Example: Minimal Generic Usage:

```ts
type MinimalItem = {
title: string;
link: string;
};

const items = parseRssItems(xml, {
selectors: {
title: 'title',
link: 'link',
},
});
```

### `parseSubstackRss`

```ts
type SubstackItem = {
title: string;
description: string;
link: string;
pubDate: string;
content: string;
};

function parseSubstackRss(
xml: string,
options?: {
itemSelector?: string;
selectors?: Partial>;
fallback?: SubstackItem[];
}
): SubstackItem[];
```

Default selectors (overridable):

```ts
{
title: 'title',
description: 'description',
link: 'link',
pubDate: 'pubDate',
content: 'content\\:encoded',
}
```

This matches typical Substack feeds which use `content:encoded` for the full HTML article body.

### `parseGoodreadsRss`

```ts
type BookAuthor = { name: string };

type GoodreadsBook = {
title: string;
description: string;
cover: string;
authors?: BookAuthor[];
};

type GoodreadsReadingStatus = 'IS_READING' | 'FINISHED' | 'WANTS_TO_READ';

type GoodreadsReadingState = {
book: GoodreadsBook;
status: GoodreadsReadingStatus;
};

function parseGoodreadsRss(
xml: string,
options?: {
itemSelector?: string;
selectors?: Partial<{
title: string;
description: string;
cover: string;
author: string;
shelves: string;
}>;
fallback?: GoodreadsReadingState[]; // via raw fallback mapping
}
): GoodreadsReadingState[];
```

Default Goodreads selectors map RSS tags to an internal flat type:

```ts
{
title: 'title',
description: 'book_description',
cover: 'book_large_image_url',
author: 'author_name',
shelves: 'user_shelves',
}
```

The parser then:

- Builds a flat raw record from each ``.
- Maps `shelves` to a `GoodreadsReadingStatus` (e.g., `currently-reading` → `IS_READING`, `read` → `FINISHED`, otherwise `WANTS_TO_READ`).
- Wraps book information into `GoodreadsBook` and `BookAuthor`.

## Error Handling

All parsing functions follow the same pattern:

- Wrap parsing and traversal in a `try/catch`.
- On error, log a concise entry to `console.error` with context (selectors, item selector).
- Return the provided `fallback` (default `[]`) instead of throwing.

Example:

```ts
const items = parseSubstackRss('', {
fallback: [],
}); // returns [], logs an error, does not crash your app
```

This makes the library safe to use in background jobs, CLI tools, or edge handlers where a single bad feed should not bring down the entire process.

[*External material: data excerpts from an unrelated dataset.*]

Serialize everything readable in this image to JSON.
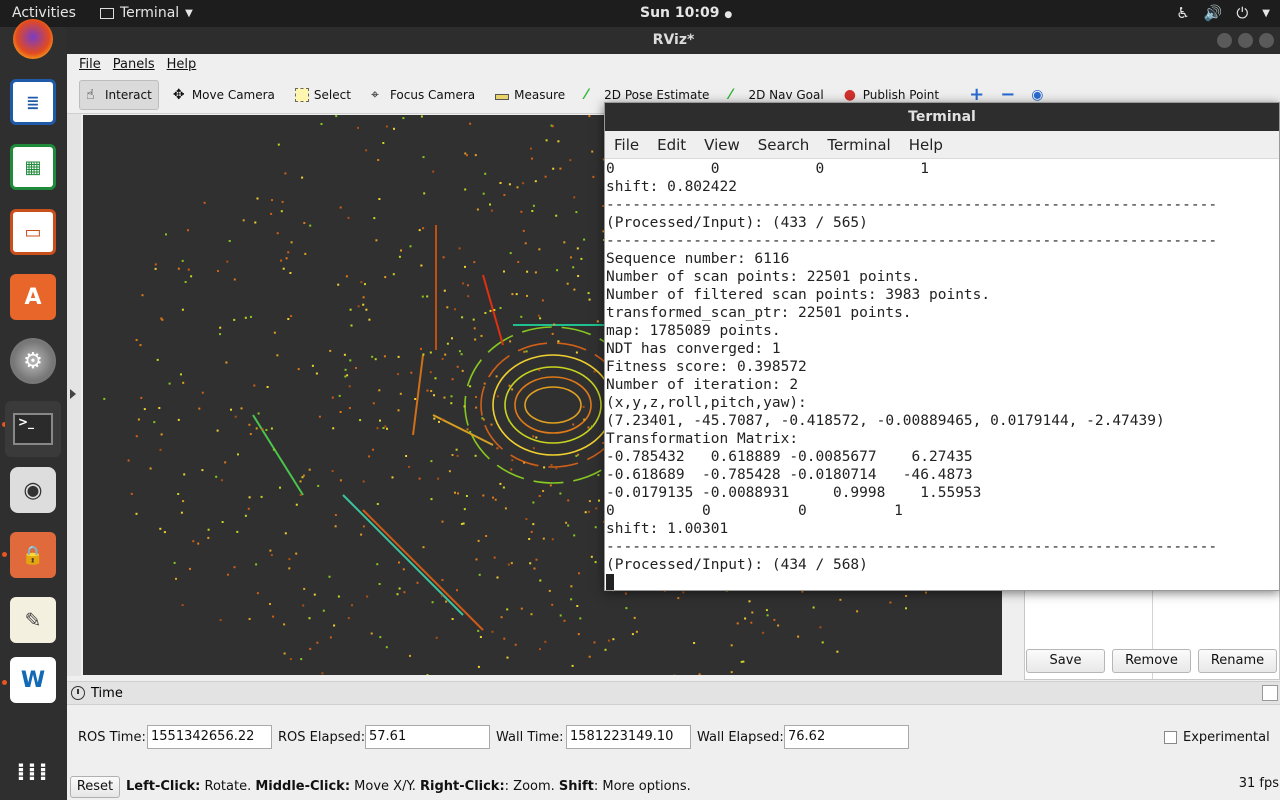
{
  "topbar": {
    "activities": "Activities",
    "app_name": "Terminal",
    "clock": "Sun 10:09",
    "icons": [
      "accessibility-icon",
      "volume-icon",
      "power-icon",
      "chevron-down-icon"
    ]
  },
  "dock": {
    "apps": [
      "firefox",
      "libreoffice-writer",
      "libreoffice-calc",
      "libreoffice-impress",
      "software-center",
      "system-settings",
      "terminal",
      "screenshot",
      "files",
      "text-editor",
      "autoware",
      "show-applications"
    ]
  },
  "rviz": {
    "title": "RViz*",
    "menu": [
      "File",
      "Panels",
      "Help"
    ],
    "tools": [
      {
        "label": "Interact",
        "icon": "hand-icon",
        "active": true
      },
      {
        "label": "Move Camera",
        "icon": "move-camera-icon"
      },
      {
        "label": "Select",
        "icon": "select-box-icon"
      },
      {
        "label": "Focus Camera",
        "icon": "focus-camera-icon"
      },
      {
        "label": "Measure",
        "icon": "ruler-icon"
      },
      {
        "label": "2D Pose Estimate",
        "icon": "pose-arrow-icon"
      },
      {
        "label": "2D Nav Goal",
        "icon": "nav-arrow-icon"
      },
      {
        "label": "Publish Point",
        "icon": "map-pin-icon"
      }
    ],
    "panel_buttons": {
      "save": "Save",
      "remove": "Remove",
      "rename": "Rename"
    },
    "time_panel": {
      "title": "Time",
      "ros_time_label": "ROS Time:",
      "ros_time": "1551342656.22",
      "ros_elapsed_label": "ROS Elapsed:",
      "ros_elapsed": "57.61",
      "wall_time_label": "Wall Time:",
      "wall_time": "1581223149.10",
      "wall_elapsed_label": "Wall Elapsed:",
      "wall_elapsed": "76.62",
      "experimental": "Experimental"
    },
    "status": {
      "reset": "Reset",
      "left_click": "Left-Click:",
      "left_click_desc": " Rotate. ",
      "middle_click": "Middle-Click:",
      "middle_click_desc": " Move X/Y. ",
      "right_click": "Right-Click:",
      "right_click_desc": ": Zoom. ",
      "shift": "Shift",
      "shift_desc": ": More options.",
      "fps": "31 fps"
    }
  },
  "terminal": {
    "title": "Terminal",
    "menu": [
      "File",
      "Edit",
      "View",
      "Search",
      "Terminal",
      "Help"
    ],
    "lines": [
      "0           0           0           1",
      "shift: 0.802422",
      "----------------------------------------------------------------------",
      "(Processed/Input): (433 / 565)",
      "----------------------------------------------------------------------",
      "Sequence number: 6116",
      "Number of scan points: 22501 points.",
      "Number of filtered scan points: 3983 points.",
      "transformed_scan_ptr: 22501 points.",
      "map: 1785089 points.",
      "NDT has converged: 1",
      "Fitness score: 0.398572",
      "Number of iteration: 2",
      "(x,y,z,roll,pitch,yaw):",
      "(7.23401, -45.7087, -0.418572, -0.00889465, 0.0179144, -2.47439)",
      "Transformation Matrix:",
      "-0.785432   0.618889 -0.0085677    6.27435",
      "-0.618689  -0.785428 -0.0180714   -46.4873",
      "-0.0179135 -0.0088931     0.9998    1.55953",
      "0          0          0          1",
      "shift: 1.00301",
      "----------------------------------------------------------------------",
      "(Processed/Input): (434 / 568)"
    ]
  }
}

## Extending for Other Feeds

To support another RSS feed type, you generally:

1. Define a flat `TRaw` type that contains only string fields.
2. Call `parseRssItems` with a selector map that matches the feed’s tags.
3. Map `TRaw` to your domain model in a small wrapper, similar to `parseGoodreadsRss`.

Example skeleton:

```ts
type MyFeedRaw = {
title: string;
summary: string;
link: string;
};

type MyFeedItem = {
title: string;
summary: string;
url: string;
};

function parseMyFeed(xml: string): MyFeedItem[] {
const raw = parseRssItems(xml, {
selectors: {
title: 'title',
summary: 'summary',
link: 'link',
},
});

return raw.map(r => ({
title: r.title,
summary: r.summary,
url: r.link,
}));
}
```

## License

This project is licensed under the MIT License.